Este filme baseado no romance escrito por um professor de literatura francês sobre suas experiências lecionando numa escola no suburbio de Paris, é uma reflexão sobre a educação e, de tão bem feito, parece que se assiste a um documentário. A naturalidade da interpretação dos atores, a câmera na mão, com movimentos precisos e hipnóticos, bem como a simplicidade do cenário (a sala de aula e os ambientes escolares), faz com que o espectador se situe numa zona entre a ficção e o real, o que permite ao filme alcançar um nível de sensibilidade único. Para se ter uma idéia dessa aproximação com o documental, o protagonista-professor é interpretado pelo próprio autor do romance e co-roteirista do filme, os alunos possuem o mesmo nome dos próprios atores e o filme não tem nenhuma música, se baseando apenas nos diálogos.
Mas não se trata de uma escola comum, e aí a questão se torna ainda mais interessante: é uma escola pública, onde os alunos da sétima série são, na maioria, imigrantes. As primeiras impressões são de que o filme retrata o multiculturalismo e os problemas da relação entre imigrantes e a cultura francesa, retrata os problemas entre alunos e professores, ou o embate entre uma cultura jovem, de gírias e modismos, com a cultura acadêmica, a lingua formal ensinada na escola. É muito mais que isso; centrado nas relações entre as pessoas, o filme transforma o olhar sobre a escola, pois é lá onde, olho no olho, as relações humanas acontecem cotidianamente.
A dificuldade do professor em domar uma turma de adolescentes, sua intenção expressa em educar os alunos, enfrentando todo tipo de ameaças, desde desatenção até o desrespeito e a agressão, dignifica o papel do professor. As relações na escola são espelho das relações no mundo: a economia, a cultura de massas, os códigos de etiqueta, bem como as leis e regras sociais são intermediários na relação entre os homens. Se buscarmos o cerne da questão, podemos encontrar algo primitivo, uma política no sentido essencial do termo, das relações de poder, de amizade e inimizade, que existem mesmo entre duas ou mais pessoas. O filme, vencedor da Palma de Ouro do Festival de Cannes 2008, trabalha no sentido de desvendar isso.
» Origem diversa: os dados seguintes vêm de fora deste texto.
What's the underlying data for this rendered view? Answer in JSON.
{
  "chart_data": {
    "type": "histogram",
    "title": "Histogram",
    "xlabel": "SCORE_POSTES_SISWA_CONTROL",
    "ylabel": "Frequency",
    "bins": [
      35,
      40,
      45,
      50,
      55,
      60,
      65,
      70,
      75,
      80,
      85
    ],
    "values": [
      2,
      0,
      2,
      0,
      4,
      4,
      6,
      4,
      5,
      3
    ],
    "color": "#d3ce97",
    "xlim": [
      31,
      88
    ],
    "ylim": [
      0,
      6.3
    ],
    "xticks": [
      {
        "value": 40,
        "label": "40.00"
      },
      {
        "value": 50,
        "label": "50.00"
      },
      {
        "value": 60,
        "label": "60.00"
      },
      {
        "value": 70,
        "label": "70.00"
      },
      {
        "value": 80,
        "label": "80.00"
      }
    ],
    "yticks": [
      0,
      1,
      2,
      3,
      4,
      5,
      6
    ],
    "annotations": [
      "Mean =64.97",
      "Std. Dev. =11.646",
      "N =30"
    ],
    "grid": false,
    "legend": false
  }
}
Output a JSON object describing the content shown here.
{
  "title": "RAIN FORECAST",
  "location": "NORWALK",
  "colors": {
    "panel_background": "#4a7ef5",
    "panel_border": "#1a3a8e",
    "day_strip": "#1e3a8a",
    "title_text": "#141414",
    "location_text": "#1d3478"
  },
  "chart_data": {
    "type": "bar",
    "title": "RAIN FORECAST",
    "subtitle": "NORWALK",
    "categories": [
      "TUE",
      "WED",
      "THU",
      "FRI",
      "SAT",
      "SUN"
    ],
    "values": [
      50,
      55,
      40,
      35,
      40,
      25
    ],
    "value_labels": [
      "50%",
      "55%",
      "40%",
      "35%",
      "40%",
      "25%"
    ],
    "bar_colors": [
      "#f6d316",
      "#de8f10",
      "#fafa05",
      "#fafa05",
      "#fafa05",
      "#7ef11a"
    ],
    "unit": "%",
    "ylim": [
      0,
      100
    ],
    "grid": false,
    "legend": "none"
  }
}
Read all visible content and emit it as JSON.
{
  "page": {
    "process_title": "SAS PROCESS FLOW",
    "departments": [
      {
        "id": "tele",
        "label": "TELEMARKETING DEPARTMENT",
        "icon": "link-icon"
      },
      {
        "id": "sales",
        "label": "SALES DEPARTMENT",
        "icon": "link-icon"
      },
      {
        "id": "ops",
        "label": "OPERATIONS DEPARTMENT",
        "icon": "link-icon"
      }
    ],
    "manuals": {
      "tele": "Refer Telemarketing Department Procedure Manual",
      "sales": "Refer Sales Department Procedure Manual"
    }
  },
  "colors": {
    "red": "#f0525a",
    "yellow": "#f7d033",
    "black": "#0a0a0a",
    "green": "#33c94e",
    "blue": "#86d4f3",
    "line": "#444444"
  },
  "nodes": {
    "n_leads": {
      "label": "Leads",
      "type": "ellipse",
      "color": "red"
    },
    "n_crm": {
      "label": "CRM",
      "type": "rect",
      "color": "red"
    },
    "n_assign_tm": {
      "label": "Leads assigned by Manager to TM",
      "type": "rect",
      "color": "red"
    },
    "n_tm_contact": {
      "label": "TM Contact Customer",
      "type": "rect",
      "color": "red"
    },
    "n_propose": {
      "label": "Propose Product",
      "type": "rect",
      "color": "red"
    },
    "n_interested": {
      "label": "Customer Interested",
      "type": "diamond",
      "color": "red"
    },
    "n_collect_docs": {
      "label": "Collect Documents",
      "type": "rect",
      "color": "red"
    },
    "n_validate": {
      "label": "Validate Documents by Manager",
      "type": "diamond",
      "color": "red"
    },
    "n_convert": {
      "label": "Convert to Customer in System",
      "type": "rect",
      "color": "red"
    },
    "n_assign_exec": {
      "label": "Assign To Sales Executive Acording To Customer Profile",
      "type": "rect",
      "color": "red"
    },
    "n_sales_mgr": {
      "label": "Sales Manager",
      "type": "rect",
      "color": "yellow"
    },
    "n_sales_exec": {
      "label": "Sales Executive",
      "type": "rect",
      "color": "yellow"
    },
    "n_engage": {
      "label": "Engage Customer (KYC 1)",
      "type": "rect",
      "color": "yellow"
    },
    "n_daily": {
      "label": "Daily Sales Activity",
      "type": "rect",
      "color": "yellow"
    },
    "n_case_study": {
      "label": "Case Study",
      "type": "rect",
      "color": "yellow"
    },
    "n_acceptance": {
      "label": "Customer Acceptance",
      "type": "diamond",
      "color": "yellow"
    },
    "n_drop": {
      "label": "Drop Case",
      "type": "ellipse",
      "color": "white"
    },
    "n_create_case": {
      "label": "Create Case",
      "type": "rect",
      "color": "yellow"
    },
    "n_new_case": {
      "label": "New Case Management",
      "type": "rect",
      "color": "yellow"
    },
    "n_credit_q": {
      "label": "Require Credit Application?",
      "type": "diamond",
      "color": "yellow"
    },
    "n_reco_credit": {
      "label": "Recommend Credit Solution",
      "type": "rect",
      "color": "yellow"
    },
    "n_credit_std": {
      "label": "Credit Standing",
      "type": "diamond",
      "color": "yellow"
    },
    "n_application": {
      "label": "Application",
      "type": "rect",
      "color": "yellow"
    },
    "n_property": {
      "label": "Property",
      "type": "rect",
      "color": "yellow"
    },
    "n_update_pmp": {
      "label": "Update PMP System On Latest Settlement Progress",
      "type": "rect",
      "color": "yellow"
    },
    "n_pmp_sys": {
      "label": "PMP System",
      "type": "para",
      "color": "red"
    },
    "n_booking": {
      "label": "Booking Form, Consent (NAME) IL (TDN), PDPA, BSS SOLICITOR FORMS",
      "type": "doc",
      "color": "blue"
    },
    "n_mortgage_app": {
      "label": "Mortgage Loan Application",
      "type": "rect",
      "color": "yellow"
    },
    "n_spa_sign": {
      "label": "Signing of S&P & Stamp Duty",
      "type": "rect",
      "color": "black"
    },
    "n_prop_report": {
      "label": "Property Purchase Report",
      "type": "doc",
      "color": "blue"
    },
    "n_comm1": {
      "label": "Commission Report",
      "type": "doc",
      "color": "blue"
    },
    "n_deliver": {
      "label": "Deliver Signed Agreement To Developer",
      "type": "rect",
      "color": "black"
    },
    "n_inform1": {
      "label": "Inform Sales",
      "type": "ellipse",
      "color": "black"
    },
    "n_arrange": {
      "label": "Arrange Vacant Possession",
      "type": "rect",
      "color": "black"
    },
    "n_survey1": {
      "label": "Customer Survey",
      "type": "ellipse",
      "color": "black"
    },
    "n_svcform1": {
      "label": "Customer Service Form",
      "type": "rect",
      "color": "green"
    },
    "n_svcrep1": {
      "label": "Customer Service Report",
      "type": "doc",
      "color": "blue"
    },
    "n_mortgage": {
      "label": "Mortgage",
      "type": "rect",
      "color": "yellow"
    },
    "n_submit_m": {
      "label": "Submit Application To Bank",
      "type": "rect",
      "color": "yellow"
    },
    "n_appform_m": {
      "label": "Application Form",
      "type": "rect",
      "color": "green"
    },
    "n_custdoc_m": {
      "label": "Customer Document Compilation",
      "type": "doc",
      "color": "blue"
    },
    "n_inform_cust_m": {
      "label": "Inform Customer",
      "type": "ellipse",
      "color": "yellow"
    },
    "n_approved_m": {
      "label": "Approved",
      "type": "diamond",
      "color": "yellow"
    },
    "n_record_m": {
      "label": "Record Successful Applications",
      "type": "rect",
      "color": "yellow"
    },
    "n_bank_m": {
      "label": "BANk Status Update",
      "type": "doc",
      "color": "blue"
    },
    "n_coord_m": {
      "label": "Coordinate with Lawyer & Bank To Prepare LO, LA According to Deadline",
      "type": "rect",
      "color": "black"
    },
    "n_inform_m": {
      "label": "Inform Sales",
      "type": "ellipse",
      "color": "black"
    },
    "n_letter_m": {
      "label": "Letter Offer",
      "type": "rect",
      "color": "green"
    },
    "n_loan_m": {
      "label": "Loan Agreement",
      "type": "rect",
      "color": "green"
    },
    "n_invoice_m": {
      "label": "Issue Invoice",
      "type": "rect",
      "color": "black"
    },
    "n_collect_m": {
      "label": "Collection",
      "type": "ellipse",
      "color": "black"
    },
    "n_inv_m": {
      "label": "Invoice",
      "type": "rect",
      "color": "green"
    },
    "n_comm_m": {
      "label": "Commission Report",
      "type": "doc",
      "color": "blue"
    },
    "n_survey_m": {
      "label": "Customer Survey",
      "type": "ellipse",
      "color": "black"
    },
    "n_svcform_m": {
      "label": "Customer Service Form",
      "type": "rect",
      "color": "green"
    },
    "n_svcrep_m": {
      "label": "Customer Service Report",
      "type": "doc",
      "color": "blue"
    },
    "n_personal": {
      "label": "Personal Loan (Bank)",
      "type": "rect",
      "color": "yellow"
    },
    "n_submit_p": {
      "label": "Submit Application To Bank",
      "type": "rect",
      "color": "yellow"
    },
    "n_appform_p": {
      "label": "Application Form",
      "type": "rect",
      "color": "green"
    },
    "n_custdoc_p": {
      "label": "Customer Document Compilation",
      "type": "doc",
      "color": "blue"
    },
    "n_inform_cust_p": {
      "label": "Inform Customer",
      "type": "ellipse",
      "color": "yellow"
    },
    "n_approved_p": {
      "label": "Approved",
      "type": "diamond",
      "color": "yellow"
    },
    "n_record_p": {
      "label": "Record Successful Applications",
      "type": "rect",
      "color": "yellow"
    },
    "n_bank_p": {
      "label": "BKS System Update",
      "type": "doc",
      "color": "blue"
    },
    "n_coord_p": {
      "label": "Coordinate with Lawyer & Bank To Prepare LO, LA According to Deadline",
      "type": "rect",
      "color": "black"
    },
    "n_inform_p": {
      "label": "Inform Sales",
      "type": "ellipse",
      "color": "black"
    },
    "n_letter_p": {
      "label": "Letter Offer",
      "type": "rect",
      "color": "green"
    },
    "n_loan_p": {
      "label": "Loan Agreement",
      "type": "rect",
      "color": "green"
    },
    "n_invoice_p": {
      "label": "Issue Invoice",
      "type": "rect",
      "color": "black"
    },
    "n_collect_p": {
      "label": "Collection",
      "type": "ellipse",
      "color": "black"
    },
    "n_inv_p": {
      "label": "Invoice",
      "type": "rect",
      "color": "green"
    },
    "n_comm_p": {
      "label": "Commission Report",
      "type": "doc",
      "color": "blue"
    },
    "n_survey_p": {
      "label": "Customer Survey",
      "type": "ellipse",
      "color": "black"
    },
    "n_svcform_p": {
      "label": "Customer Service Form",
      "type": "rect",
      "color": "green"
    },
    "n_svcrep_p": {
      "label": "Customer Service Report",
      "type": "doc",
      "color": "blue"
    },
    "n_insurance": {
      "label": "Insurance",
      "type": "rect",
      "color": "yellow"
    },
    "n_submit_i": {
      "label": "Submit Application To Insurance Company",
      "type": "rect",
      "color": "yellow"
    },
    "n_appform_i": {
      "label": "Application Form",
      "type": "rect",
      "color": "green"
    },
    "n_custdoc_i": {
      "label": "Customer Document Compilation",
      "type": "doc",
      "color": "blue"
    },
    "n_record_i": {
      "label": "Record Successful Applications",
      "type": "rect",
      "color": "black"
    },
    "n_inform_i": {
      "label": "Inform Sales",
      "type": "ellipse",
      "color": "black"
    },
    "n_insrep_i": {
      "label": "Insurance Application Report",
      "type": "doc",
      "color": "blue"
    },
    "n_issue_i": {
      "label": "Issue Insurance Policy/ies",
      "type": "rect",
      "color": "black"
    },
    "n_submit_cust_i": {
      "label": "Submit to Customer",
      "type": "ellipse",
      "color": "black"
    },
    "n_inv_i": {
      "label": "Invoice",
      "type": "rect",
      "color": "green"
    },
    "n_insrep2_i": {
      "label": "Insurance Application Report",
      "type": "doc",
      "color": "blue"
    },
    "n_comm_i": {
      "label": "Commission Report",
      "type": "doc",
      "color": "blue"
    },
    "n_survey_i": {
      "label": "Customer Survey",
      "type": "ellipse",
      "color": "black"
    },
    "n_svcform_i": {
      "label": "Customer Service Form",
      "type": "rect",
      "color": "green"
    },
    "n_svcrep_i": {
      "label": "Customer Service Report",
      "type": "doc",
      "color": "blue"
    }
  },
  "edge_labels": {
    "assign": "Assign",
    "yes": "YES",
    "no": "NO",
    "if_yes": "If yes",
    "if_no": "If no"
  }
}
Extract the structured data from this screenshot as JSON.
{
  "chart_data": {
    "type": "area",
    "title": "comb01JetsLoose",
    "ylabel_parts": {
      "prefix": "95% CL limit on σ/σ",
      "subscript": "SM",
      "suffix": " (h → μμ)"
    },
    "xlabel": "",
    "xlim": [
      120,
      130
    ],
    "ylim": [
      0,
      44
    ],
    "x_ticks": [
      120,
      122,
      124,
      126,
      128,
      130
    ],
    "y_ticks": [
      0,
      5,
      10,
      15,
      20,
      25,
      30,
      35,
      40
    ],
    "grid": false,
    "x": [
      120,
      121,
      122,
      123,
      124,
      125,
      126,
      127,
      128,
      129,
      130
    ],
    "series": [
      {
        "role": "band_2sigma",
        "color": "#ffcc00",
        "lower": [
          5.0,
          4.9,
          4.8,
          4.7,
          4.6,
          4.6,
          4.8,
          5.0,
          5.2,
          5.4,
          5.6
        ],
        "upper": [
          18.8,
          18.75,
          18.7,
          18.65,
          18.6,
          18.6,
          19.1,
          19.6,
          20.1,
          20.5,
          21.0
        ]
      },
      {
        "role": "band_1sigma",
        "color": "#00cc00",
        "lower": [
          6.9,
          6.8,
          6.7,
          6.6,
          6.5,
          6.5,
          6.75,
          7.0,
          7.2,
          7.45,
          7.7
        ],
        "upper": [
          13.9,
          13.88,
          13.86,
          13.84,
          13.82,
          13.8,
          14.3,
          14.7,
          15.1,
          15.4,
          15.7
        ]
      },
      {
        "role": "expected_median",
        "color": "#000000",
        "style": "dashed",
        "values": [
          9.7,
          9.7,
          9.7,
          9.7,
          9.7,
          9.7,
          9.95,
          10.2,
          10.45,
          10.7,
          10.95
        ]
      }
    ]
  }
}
Após uma primeira impressão de um filme-tese, onde simplesmente os conflitos aparecem de forma documental, a história descamba para uma trama muito sofisticada, onde aparece um dilema moral. Numa confusão em sala, onde o professor teve sua parcela de culpa, um aluno se descontrolou: ele deve ou não ser expulso da escola? Os problemas da rígida educação francesa são discutidos nesse filme diferente e impressionante. Eles são colocados de forma tão elaborada, que ultrapassam fronteiras, servindo para pensar a escola no mundo. Mais do que isso, o filme discute algo absolutamente humano e acerta no alvo, desvenda um pouco da própria humanidade, o que é essencial num filme ou em qualquer obra de arte.